On Thursday last week the SALE Sharks enjoyed the opportunity to inspire the next generation, as they entertained the young people from HITZ Sale Sharks at Salford City Stadium.
Sharks trio Tom Brady, Tony Buckley and Mark Jennings joined the Sale community team to engage with the 11 to 19 year-olds from challenging backgrounds, who all joined the HITZ programme.
Councillors from the region also attended the event, in which the young people gave a presentation, before taking part in team-building exercises and a raffle.
The club's community manager, Jonny Acheson showed the community the power of HITZ and the results of combining rugby with social inclusion.
"HITZ really makes a big difference in people's lives," he said. "The key thing is getting them to engage in society.

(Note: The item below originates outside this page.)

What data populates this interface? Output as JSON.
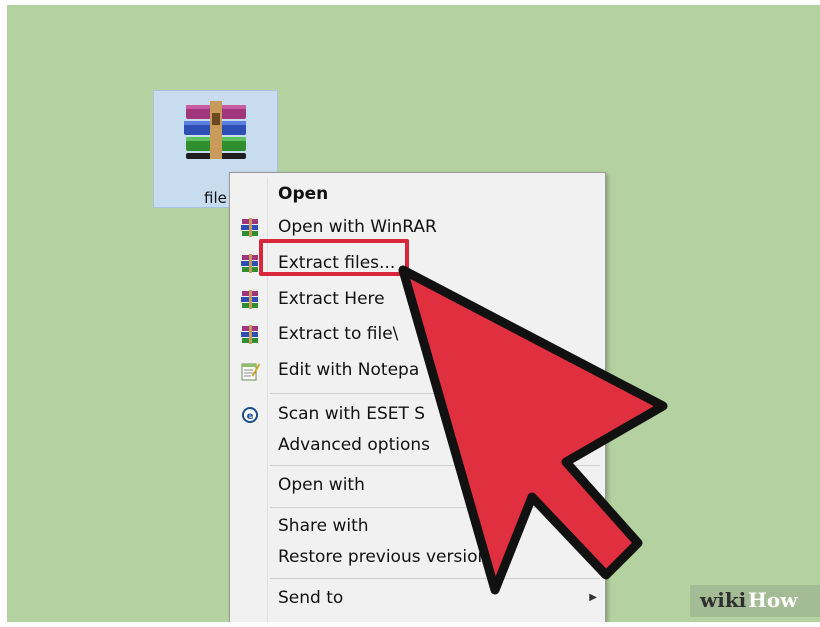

They can then go on to do things that they probably never even dreamt of through the HITZ programme.
"Rugby gives young people the opportunity to use physical aggression in a positive manner - they think this is the greatest thing.

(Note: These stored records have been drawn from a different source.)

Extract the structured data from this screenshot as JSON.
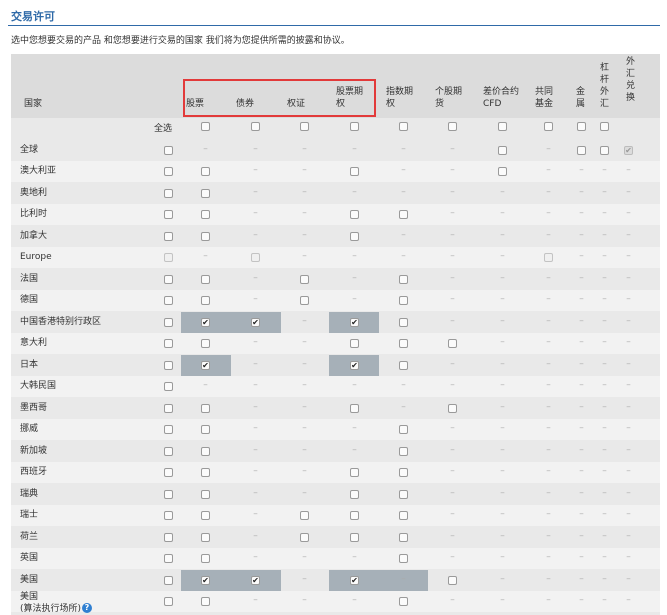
{
  "title": "交易许可",
  "description": "选中您想要交易的产品 和您想要进行交易的国家 我们将为您提供所需的披露和协议。",
  "header": {
    "country": "国家",
    "stocks": "股票",
    "bonds": "债券",
    "warrants": "权证",
    "stock_options": [
      "股票期",
      "权"
    ],
    "index_options": [
      "指数期",
      "权"
    ],
    "stock_futures": [
      "个股期",
      "货"
    ],
    "cfd": [
      "差价合约",
      "CFD"
    ],
    "mutual_funds": [
      "共同",
      "基金"
    ],
    "metals": [
      "金",
      "属"
    ],
    "leveraged_fx": "杠杆外汇",
    "fx_conversion": "外汇兑换"
  },
  "select_all_label": "全选",
  "rows": [
    {
      "country": "全球",
      "cells": [
        "cb",
        "-",
        "-",
        "-",
        "-",
        "-",
        "-",
        "cb",
        "-",
        "cb",
        "cb",
        "chk-dis"
      ]
    },
    {
      "country": "澳大利亚",
      "cells": [
        "cb",
        "cb",
        "-",
        "-",
        "cb",
        "-",
        "-",
        "cb",
        "-",
        "-",
        "-",
        "-"
      ]
    },
    {
      "country": "奥地利",
      "cells": [
        "cb",
        "cb",
        "-",
        "-",
        "-",
        "-",
        "-",
        "-",
        "-",
        "-",
        "-",
        "-"
      ]
    },
    {
      "country": "比利时",
      "cells": [
        "cb",
        "cb",
        "-",
        "-",
        "cb",
        "cb",
        "-",
        "-",
        "-",
        "-",
        "-",
        "-"
      ]
    },
    {
      "country": "加拿大",
      "cells": [
        "cb",
        "cb",
        "-",
        "-",
        "cb",
        "-",
        "-",
        "-",
        "-",
        "-",
        "-",
        "-"
      ]
    },
    {
      "country": "Europe",
      "cells": [
        "dis",
        "-",
        "dis",
        "-",
        "-",
        "-",
        "-",
        "-",
        "dis",
        "-",
        "-",
        "-"
      ]
    },
    {
      "country": "法国",
      "cells": [
        "cb",
        "cb",
        "-",
        "cb",
        "-",
        "cb",
        "-",
        "-",
        "-",
        "-",
        "-",
        "-"
      ]
    },
    {
      "country": "德国",
      "cells": [
        "cb",
        "cb",
        "-",
        "cb",
        "-",
        "cb",
        "-",
        "-",
        "-",
        "-",
        "-",
        "-"
      ]
    },
    {
      "country": "中国香港特别行政区",
      "cells": [
        "cb",
        "chk",
        "chk",
        "-",
        "chk",
        "cb",
        "-",
        "-",
        "-",
        "-",
        "-",
        "-"
      ]
    },
    {
      "country": "意大利",
      "cells": [
        "cb",
        "cb",
        "-",
        "-",
        "cb",
        "cb",
        "cb",
        "-",
        "-",
        "-",
        "-",
        "-"
      ]
    },
    {
      "country": "日本",
      "cells": [
        "cb",
        "chk",
        "-",
        "-",
        "chk",
        "cb",
        "-",
        "-",
        "-",
        "-",
        "-",
        "-"
      ]
    },
    {
      "country": "大韩民国",
      "cells": [
        "cb",
        "-",
        "-",
        "-",
        "-",
        "-",
        "-",
        "-",
        "-",
        "-",
        "-",
        "-"
      ]
    },
    {
      "country": "墨西哥",
      "cells": [
        "cb",
        "cb",
        "-",
        "-",
        "cb",
        "-",
        "cb",
        "-",
        "-",
        "-",
        "-",
        "-"
      ]
    },
    {
      "country": "挪威",
      "cells": [
        "cb",
        "cb",
        "-",
        "-",
        "-",
        "cb",
        "-",
        "-",
        "-",
        "-",
        "-",
        "-"
      ]
    },
    {
      "country": "新加坡",
      "cells": [
        "cb",
        "cb",
        "-",
        "-",
        "-",
        "cb",
        "-",
        "-",
        "-",
        "-",
        "-",
        "-"
      ]
    },
    {
      "country": "西班牙",
      "cells": [
        "cb",
        "cb",
        "-",
        "-",
        "cb",
        "cb",
        "-",
        "-",
        "-",
        "-",
        "-",
        "-"
      ]
    },
    {
      "country": "瑞典",
      "cells": [
        "cb",
        "cb",
        "-",
        "-",
        "cb",
        "cb",
        "-",
        "-",
        "-",
        "-",
        "-",
        "-"
      ]
    },
    {
      "country": "瑞士",
      "cells": [
        "cb",
        "cb",
        "-",
        "cb",
        "cb",
        "cb",
        "-",
        "-",
        "-",
        "-",
        "-",
        "-"
      ]
    },
    {
      "country": "荷兰",
      "cells": [
        "cb",
        "cb",
        "-",
        "cb",
        "cb",
        "cb",
        "-",
        "-",
        "-",
        "-",
        "-",
        "-"
      ]
    },
    {
      "country": "英国",
      "cells": [
        "cb",
        "cb",
        "-",
        "-",
        "-",
        "cb",
        "-",
        "-",
        "-",
        "-",
        "-",
        "-"
      ]
    },
    {
      "country": "美国",
      "cells": [
        "cb",
        "chk",
        "chk",
        "-",
        "chk",
        "-",
        "cb",
        "-",
        "-",
        "-",
        "-",
        "-"
      ]
    },
    {
      "country": [
        "美国",
        "(算法执行场所)"
      ],
      "cells": [
        "cb",
        "cb",
        "-",
        "-",
        "-",
        "cb",
        "-",
        "-",
        "-",
        "-",
        "-",
        "-"
      ]
    }
  ],
  "select_all_cells": [
    "cb",
    "cb",
    "cb",
    "cb",
    "cb",
    "cb",
    "cb",
    "cb",
    "cb",
    "cb"
  ],
  "highlight_rows": {
    "中国香港特别行政区": [
      [
        1,
        2
      ],
      [
        4,
        4
      ]
    ],
    "日本": [
      [
        1,
        1
      ],
      [
        4,
        4
      ]
    ],
    "美国": [
      [
        1,
        2
      ],
      [
        4,
        5
      ]
    ]
  },
  "icons": {
    "checkmark": "✔",
    "help": "help-circle-icon"
  }
}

"We use the rugby to engage them and raise their confidence and then you can start to talk to them about education and other issues."

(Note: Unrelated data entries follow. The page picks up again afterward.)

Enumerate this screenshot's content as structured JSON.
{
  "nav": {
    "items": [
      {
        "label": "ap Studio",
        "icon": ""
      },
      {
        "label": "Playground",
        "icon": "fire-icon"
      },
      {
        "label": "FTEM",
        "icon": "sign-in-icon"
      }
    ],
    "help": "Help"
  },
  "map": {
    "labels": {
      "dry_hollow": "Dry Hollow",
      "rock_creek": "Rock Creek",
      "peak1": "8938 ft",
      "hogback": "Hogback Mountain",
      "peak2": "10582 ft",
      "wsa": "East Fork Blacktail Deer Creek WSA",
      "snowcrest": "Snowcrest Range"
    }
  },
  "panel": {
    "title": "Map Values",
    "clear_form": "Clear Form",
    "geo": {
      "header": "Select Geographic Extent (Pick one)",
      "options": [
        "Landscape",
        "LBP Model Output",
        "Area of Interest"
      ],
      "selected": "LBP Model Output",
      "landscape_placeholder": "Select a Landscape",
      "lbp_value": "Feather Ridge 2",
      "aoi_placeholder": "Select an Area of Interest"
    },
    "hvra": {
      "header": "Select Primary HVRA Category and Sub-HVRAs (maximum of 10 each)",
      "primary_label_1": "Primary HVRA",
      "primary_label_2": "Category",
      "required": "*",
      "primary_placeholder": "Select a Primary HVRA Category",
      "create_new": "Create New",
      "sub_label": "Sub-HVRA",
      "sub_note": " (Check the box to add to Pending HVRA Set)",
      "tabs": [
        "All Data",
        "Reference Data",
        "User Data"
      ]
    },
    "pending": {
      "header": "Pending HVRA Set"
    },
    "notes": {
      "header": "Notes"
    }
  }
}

Premiership Rugby's flagship and award-winning social-inclusion programme HITZ is delivered by Aviva Premiership Rugby clubs, with learning provision provided by YMCA training for the Sale Sharks project and funded by national partners Comic Relief and Wooden Spoon.
The programme works to initiate behaviour change and foster confidence in disenfranchised young people aged 11 to 19 from challenging backgrounds; encouraging them to remain in or re-enter education, undertake apprenticeships or vocational training and enter paid employment.
Jay Jefferson, location manager at Manchester's YMCA training centre, believes combining the programme with sport is essential for keeping the youngsters excited and entertained.
"HITZ has made a big difference, not just to the young people, but to the centre as a whole," she said.
"Integration through sport is one of the best ways to get the young people involved. It gets young people engaged because that is what they want to do.
"They have worked really hard and we have got some young people who you never believed would talk in front of a camera to do brilliantly. It is really, really good what they are doing.
"It is a different shaped ball here in Manchester - it's a football - so they have had a challenge on their hands, but it has been great and it has really upped our numbers."